The cast was likeable, with each character having distinct personalities that made them stand out and helped keep them likeable, and mostly as folks that you wouldn't mind hanging out with in real life.
Acting is good all around, although as expected, it’s Lance Henrickson who shines here. His screen presence is fantastic, and he dominates every scene that he's in. Unemotionally, on his part, I should add, and in a good way too. It’s just the difference of someone who’s been honing his craft over many years.
I also want to mention Matt Winston, as there’s a scene where his character of Stephen says, “expedation,” then corrects himself to say “expedition.” No idea if that was a genuine goof, or just good acting, as it felt natural. His character was feeling a little rattled and undermined, and in real life, that is a circumstance when someone would trip over their words. Either way, it didn’t feel out of place and gave a more natural, human element to his character. Which is good, as the majority of the time, he’s portrayed as an insufferably pompous dick.
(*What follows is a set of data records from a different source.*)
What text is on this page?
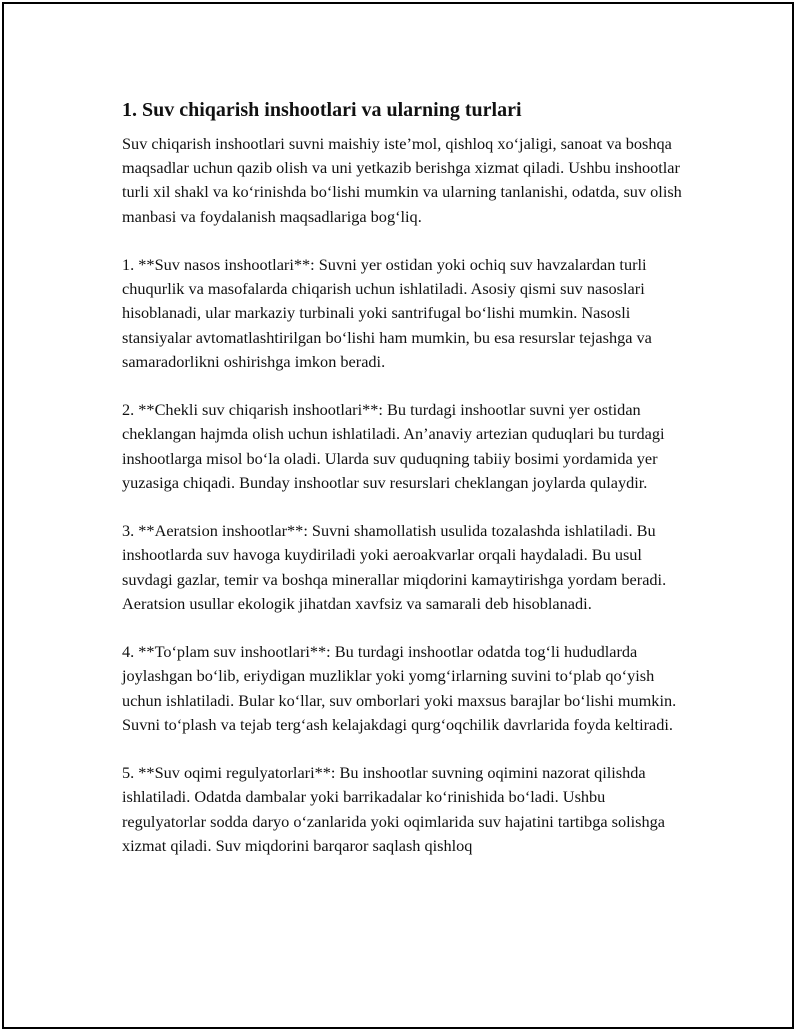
1. Suv chiqarish inshootlari va ularning turlari

Suv chiqarish inshootlari suvni maishiy iste’mol, qishloq xo‘jaligi, sanoat va boshqa maqsadlar uchun qazib olish va uni yetkazib berishga xizmat qiladi. Ushbu inshootlar turli xil shakl va ko‘rinishda bo‘lishi mumkin va ularning tanlanishi, odatda, suv olish manbasi va foydalanish maqsadlariga bog‘liq.

1. **Suv nasos inshootlari**: Suvni yer ostidan yoki ochiq suv havzalardan turli chuqurlik va masofalarda chiqarish uchun ishlatiladi. Asosiy qismi suv nasoslari hisoblanadi, ular markaziy turbinali yoki santrifugal bo‘lishi mumkin. Nasosli stansiyalar avtomatlashtirilgan bo‘lishi ham mumkin, bu esa resurslar tejashga va samaradorlikni oshirishga imkon beradi.

2. **Chekli suv chiqarish inshootlari**: Bu turdagi inshootlar suvni yer ostidan cheklangan hajmda olish uchun ishlatiladi. An’anaviy artezian quduqlari bu turdagi inshootlarga misol bo‘la oladi. Ularda suv quduqning tabiiy bosimi yordamida yer yuzasiga chiqadi. Bunday inshootlar suv resurslari cheklangan joylarda qulaydir.

3. **Aeratsion inshootlar**: Suvni shamollatish usulida tozalashda ishlatiladi. Bu inshootlarda suv havoga kuydiriladi yoki aeroakvarlar orqali haydaladi. Bu usul suvdagi gazlar, temir va boshqa minerallar miqdorini kamaytirishga yordam beradi. Aeratsion usullar ekologik jihatdan xavfsiz va samarali deb hisoblanadi.

4. **To‘plam suv inshootlari**: Bu turdagi inshootlar odatda tog‘li hududlarda joylashgan bo‘lib, eriydigan muzliklar yoki yomg‘irlarning suvini to‘plab qo‘yish uchun ishlatiladi. Bular ko‘llar, suv omborlari yoki maxsus barajlar bo‘lishi mumkin. Suvni to‘plash va tejab terg‘ash kelajakdagi qurg‘oqchilik davrlarida foyda keltiradi.

5. **Suv oqimi regulyatorlari**: Bu inshootlar suvning oqimini nazorat qilishda ishlatiladi. Odatda dambalar yoki barrikadalar ko‘rinishida bo‘ladi. Ushbu regulyatorlar sodda daryo o‘zanlarida yoki oqimlarida suv hajatini tartibga solishga xizmat qiladi. Suv miqdorini barqaror saqlash qishloq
Audio is good with suitably squishy sounds from the creature, and the expected metallic clanks and bangs of life on a crabbing ship. The music too (by Christopher Drake) suits the on-screen action, and my only real complaint with it is that I can't find the soundtrack anywhere. That being said, it is on Christopher Drake's Soundcloud profile, which you can find here. He has some fantastic tracks on there which I've been listening to whilst writing this review.
There are, naturally, a few negatives that I have to mention. For all talk of the practical effects, (which look amazing) they can be hard to see during action scenes. For some reason, whenever someone comes into a confrontation with the creature, the camera moves around like crazy, and the shots are far too close to the action. It’s a real shame, as it obscures one of the major selling points of the movie. The practical effects look fantastic, but they’re just not given quite enough time to shine.
Whether that was done on the day, or in editing, is hard to say. There are definitely some camera shakes that were added during the editing process, and it's possible the close-up look of some shots was also done during that time, rather than on the day.
It’s a shame things were a bit too obscured. Sometimes, less is more, but not in this case.
It’s a good fun film, with a nice, old-school, feel to it, the only let-down being, that lack of clarity on the prosthetics, during some of the set-pieces.
It’s not as good as the films it homages, but that’s fine because those are some pretty big boots to fill. Besides, for a film that is pretty much a directorial debut from a man whose career is in special effects and make-up, this is a bloody good start.
On a side note, anyone who is reading this and thinking that this film sounds familiar, well it has also been released under the title Inanimate, so there is a chance you may have caught under that other monicker.